Era uma sala estranha e maravilhosa: alta, em forma de abóbada, sem teto nem chão definido. Era apenas uma imensidão de cor, formas e luz: como as imagens num caleidoscópio, mas um caleidoscópio sempre em movimento. Ao centro, uma ampulheta encontrava-se caída no chão. Lenny pegou nela e viu uma mensagem inscrita.
“A única forma de superar o ódio é amando. A única forma de resistir é amando. A única forma de viver é amando. O amor é a magia mais poderosa. Mas por vezes nem ele supera a morte.”



Queria aquela mensagem dizer o que Lenny pensava que dizia? Quereria aquilo dizer que todos aqueles esforços - todos aqueles dias solitários nos túneis, todos aqueles confrontos com os diversos tipos de criaturas mágicas, com os seus maiores medos, com as suas tentações... - teria sido tudo em vão?
Lentamente, todos, excetuando Lenny, caíram no chão, impávidos e serenos. Lenny mal teve tempo de reagir: uma luz verde e potente veio de encontro a ela. Instintivamente, colocou a ampulheta à sua frente, os vidros estilhaçando-se, a areia escorrendo para o chão. Mas não foi só a areia que caiu no chão. As lágrimas verdadeiras e desesperadas de Lenny, mal tocaram o chão cheio de luz e cor daquela sala bizarra, fizeram a situação transformar-se. Das lágrimas reais e sinceras de Lenny formou-se uma poça no chão, como cristais de gelo sob o manto de luz e cor. Depois, uma explosão de cristais de todas as cores e feitios. A última coisa que viu foram os rostos dos pais, sorrindo para ela. Depois caiu com os cristais estrondosamente no chão, fechando os olhos, um último suspiro. 

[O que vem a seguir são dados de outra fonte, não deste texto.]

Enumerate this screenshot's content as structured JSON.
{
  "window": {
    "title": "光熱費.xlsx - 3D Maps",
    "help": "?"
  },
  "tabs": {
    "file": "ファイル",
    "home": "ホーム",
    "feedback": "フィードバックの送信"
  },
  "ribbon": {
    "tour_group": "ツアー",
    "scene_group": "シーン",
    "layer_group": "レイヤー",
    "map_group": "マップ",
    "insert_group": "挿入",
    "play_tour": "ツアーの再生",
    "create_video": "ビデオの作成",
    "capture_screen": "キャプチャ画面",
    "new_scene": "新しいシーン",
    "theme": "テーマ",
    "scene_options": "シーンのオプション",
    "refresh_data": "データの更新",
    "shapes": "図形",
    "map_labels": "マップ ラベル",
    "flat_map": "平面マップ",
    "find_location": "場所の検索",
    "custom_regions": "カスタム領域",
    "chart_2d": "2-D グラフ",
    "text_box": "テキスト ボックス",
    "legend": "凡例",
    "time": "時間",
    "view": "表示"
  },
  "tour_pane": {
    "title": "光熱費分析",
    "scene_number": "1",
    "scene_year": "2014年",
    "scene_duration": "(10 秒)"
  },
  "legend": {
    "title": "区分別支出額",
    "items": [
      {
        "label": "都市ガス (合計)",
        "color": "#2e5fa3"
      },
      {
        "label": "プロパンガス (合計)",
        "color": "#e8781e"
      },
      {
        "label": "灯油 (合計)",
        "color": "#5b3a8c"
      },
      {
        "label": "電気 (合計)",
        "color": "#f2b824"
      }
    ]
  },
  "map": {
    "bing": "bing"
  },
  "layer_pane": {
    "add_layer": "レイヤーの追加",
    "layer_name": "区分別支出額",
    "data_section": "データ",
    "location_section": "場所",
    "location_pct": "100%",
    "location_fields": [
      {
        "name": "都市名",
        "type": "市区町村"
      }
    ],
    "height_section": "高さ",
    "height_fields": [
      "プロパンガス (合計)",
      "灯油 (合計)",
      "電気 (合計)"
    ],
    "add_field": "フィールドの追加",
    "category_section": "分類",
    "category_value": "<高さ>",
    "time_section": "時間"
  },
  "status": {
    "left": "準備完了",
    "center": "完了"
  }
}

sábado, 30 de novembro de 2013

Paraíso & Gelo

Mas não era um abismo. Pelo menos, não era sombrio. A luz foi a primeira coisa que notaram, quando caíram redondos no chão. Depois, sentiram relva a roçar-lhes a cara e os braços... lentamente, abriram os olhos para um espetáculo magnífico de luzes, cores, natureza e animais.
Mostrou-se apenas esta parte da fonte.